Copnor is an area of Portsmouth, England, located on the eastern side of Portsea Island. The population of Copnor Ward at the 2011 Census was 13,608. As Copenore, it was one of the three villages listed as being on Portsea Island in the Domesday Book.

In the late 19th, early 20th century the rapid expansion of Portsmouth saw the original village engulfed. The west of the district is now a predominantly residential area of 1930s housing. The east of the district is an industrial and commercial area.

It was originally intended to have a railway station; an intermediate station between and Portsmouth Town stations when the railway line opened. However, this never materialised, in spite of the large gap between stations, and the existence of a signalled level crossing for many years, replaced by a bridge in 1908. A road, "Station Road" was laid out, and still exists, however construction on the station never began.

Copnor's unbuilt railway station was also to have been the interchange station for the short-lived Southsea Railway (1885-1914), but the station was ultimately opened in 1885 at Fratton instead.

Portsmouth Airport was located in the north east of the district. After a number of accidents, the airport was closed in 1972. The land has subsequently been used for further commercial development and a housing development called Anchorage Park.

The area has been home to Admiral Lord Nelson School since the mid 1990s.

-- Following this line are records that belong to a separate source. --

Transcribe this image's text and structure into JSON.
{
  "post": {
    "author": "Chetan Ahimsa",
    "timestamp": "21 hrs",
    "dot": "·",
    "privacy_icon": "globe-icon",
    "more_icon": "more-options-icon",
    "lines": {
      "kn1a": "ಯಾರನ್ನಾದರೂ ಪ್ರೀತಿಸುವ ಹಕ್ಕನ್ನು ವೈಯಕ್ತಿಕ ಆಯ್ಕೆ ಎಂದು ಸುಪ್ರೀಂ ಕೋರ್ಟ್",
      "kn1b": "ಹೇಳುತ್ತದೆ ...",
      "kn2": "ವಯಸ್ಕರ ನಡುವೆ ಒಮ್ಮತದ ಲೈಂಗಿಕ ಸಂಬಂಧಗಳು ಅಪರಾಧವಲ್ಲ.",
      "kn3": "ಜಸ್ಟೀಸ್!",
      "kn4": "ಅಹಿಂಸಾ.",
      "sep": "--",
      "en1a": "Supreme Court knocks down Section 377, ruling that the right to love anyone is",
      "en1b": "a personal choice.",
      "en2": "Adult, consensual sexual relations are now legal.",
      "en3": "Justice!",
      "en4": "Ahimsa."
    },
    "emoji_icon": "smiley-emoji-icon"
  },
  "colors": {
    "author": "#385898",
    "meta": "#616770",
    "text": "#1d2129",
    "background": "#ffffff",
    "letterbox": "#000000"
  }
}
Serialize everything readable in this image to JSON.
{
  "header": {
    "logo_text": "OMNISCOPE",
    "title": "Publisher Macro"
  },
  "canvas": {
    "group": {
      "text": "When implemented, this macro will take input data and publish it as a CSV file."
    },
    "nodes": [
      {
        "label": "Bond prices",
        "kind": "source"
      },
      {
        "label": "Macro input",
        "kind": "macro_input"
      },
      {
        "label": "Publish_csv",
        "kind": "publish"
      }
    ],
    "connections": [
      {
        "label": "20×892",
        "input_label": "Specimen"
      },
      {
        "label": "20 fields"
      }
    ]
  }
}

Not to be mistaken as a part of Hilsea, another Portsmouth district, Copnor Road passes through Hilsea as well as through Copnor itself. Copnor is one of the smaller districts of Portsmouth.

==Churches==

St Alban's Church was built in the area from 1913 to 1914. It was damaged by bombs in 1940 and was repaired in the 1950s. It is home to a 15th century font originally from St Mary's Church, Portsea. St Cuthberts was built a year later. It was bomb damaged in 1941 and again repaired in the 1950s. A stained glass window to a design by Osmund Caine was added in 1953 with a further two, also by Caine, added in 1959.

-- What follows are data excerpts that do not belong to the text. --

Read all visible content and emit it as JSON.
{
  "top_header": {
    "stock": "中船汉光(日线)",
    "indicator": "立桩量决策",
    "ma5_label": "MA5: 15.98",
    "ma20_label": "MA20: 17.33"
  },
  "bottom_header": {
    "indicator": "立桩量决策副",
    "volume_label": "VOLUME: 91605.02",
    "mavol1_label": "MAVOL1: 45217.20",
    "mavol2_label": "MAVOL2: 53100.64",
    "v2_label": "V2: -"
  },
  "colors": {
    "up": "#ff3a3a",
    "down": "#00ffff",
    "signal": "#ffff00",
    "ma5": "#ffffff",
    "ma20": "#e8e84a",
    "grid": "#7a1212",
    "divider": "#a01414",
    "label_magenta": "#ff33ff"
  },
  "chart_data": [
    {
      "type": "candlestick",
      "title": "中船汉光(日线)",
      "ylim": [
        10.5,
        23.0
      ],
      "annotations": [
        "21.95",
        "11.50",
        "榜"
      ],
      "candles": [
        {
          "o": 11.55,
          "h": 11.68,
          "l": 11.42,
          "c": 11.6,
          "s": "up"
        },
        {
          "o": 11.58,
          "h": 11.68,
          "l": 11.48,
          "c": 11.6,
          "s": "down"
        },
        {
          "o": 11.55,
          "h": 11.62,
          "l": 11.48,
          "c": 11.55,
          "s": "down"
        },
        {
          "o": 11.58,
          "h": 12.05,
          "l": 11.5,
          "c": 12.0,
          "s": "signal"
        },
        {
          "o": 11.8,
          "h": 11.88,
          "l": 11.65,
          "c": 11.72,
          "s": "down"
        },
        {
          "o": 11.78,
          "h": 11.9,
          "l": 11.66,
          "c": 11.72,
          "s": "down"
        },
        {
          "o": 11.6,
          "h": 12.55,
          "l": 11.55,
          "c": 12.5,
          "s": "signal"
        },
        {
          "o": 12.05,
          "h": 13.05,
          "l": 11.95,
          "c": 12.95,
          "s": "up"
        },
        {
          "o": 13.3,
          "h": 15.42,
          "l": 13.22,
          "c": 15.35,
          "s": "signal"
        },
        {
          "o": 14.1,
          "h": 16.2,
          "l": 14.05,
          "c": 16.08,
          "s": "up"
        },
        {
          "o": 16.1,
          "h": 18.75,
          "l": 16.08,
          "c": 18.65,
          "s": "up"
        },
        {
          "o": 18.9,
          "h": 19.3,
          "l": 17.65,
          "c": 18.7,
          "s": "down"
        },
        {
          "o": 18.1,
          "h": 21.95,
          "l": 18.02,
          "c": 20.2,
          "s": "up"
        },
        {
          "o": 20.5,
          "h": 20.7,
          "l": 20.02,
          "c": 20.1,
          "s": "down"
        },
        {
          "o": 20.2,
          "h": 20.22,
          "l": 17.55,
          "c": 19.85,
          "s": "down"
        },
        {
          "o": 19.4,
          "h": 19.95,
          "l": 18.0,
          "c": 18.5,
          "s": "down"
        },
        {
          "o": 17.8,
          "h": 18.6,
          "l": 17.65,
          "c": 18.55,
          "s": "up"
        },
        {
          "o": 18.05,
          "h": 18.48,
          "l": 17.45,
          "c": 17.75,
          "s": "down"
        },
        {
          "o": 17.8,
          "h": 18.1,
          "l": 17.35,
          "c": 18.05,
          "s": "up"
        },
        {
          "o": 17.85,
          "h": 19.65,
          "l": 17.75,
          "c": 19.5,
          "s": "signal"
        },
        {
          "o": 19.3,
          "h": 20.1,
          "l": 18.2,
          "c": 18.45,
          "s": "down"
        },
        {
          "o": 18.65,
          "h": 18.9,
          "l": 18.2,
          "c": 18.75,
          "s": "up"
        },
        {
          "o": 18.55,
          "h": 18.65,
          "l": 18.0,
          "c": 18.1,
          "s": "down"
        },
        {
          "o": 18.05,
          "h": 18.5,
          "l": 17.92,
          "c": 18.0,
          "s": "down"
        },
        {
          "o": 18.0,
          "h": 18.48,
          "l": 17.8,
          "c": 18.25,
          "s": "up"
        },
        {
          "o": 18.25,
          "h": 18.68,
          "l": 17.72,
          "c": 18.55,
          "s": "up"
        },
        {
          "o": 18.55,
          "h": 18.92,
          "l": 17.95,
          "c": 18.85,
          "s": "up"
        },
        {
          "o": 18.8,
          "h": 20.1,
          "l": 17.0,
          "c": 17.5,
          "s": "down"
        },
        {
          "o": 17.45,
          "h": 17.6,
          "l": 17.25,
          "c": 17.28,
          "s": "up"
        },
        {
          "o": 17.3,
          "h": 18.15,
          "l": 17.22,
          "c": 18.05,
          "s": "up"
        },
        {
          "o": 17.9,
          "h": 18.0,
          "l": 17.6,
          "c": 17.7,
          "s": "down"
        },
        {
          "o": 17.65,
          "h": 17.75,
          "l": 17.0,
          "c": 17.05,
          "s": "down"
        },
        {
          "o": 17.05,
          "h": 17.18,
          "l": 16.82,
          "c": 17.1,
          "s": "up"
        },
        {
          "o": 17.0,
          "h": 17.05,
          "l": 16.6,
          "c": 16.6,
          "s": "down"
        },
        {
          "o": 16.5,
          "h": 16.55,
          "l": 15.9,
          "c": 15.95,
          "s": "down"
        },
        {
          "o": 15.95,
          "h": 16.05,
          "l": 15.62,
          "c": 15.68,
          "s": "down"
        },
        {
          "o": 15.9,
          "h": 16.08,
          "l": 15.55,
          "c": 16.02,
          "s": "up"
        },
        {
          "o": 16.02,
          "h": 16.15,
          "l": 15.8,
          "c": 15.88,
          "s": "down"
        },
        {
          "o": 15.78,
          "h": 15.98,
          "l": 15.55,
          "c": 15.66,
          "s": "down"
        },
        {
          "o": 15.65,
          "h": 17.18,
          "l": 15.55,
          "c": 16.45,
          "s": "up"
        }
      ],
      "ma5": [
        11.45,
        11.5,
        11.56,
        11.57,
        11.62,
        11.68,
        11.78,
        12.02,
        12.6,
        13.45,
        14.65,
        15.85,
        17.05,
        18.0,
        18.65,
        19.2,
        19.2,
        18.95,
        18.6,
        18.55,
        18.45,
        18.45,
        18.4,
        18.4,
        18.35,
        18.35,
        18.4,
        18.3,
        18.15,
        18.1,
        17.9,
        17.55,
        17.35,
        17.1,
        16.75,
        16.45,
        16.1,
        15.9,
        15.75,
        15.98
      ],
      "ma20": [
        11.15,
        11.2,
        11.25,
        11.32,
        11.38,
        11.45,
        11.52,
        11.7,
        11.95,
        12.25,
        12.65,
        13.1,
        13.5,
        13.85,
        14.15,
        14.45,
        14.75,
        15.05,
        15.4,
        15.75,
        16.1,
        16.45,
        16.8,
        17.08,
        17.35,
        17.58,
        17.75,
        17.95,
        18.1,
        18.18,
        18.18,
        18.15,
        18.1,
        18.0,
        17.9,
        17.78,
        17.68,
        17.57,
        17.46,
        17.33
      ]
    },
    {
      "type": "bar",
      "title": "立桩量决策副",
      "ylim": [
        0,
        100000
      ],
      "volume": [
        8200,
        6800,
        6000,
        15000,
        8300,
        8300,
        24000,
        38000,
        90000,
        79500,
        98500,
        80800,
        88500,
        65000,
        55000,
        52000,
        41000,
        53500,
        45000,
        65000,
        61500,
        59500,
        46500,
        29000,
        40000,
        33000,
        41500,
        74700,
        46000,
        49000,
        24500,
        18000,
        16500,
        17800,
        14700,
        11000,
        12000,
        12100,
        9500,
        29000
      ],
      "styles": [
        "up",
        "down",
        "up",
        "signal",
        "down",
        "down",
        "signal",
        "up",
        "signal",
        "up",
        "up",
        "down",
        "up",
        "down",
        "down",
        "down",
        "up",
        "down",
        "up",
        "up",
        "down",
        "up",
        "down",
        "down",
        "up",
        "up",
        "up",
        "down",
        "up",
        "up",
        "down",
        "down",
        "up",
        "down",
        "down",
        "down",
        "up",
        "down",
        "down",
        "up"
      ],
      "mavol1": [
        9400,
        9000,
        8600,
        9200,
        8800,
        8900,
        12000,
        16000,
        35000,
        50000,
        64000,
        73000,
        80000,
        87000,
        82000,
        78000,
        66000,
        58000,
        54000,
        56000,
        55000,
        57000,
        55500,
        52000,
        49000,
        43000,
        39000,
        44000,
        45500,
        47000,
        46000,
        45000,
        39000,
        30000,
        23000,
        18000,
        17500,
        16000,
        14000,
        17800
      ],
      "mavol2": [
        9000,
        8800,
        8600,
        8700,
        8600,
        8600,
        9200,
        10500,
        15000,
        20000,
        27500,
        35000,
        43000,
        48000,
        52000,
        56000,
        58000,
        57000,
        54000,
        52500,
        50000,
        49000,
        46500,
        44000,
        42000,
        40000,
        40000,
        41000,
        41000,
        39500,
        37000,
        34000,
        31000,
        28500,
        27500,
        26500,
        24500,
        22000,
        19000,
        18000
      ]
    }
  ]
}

The Roman Catholic church of St Joseph was built in the area between 1913 and 1914.

==Notable people==
James Callaghan, who served as prime minister of the United Kingdom from 1976 until 1979 and was in parliament from 1945 until 1987, was born at 38 Funtington Road in Copnor on 27 March 1912. He lived there until around 1930, and at the time of his death in March 2005 was living in Ringmer, East Sussex.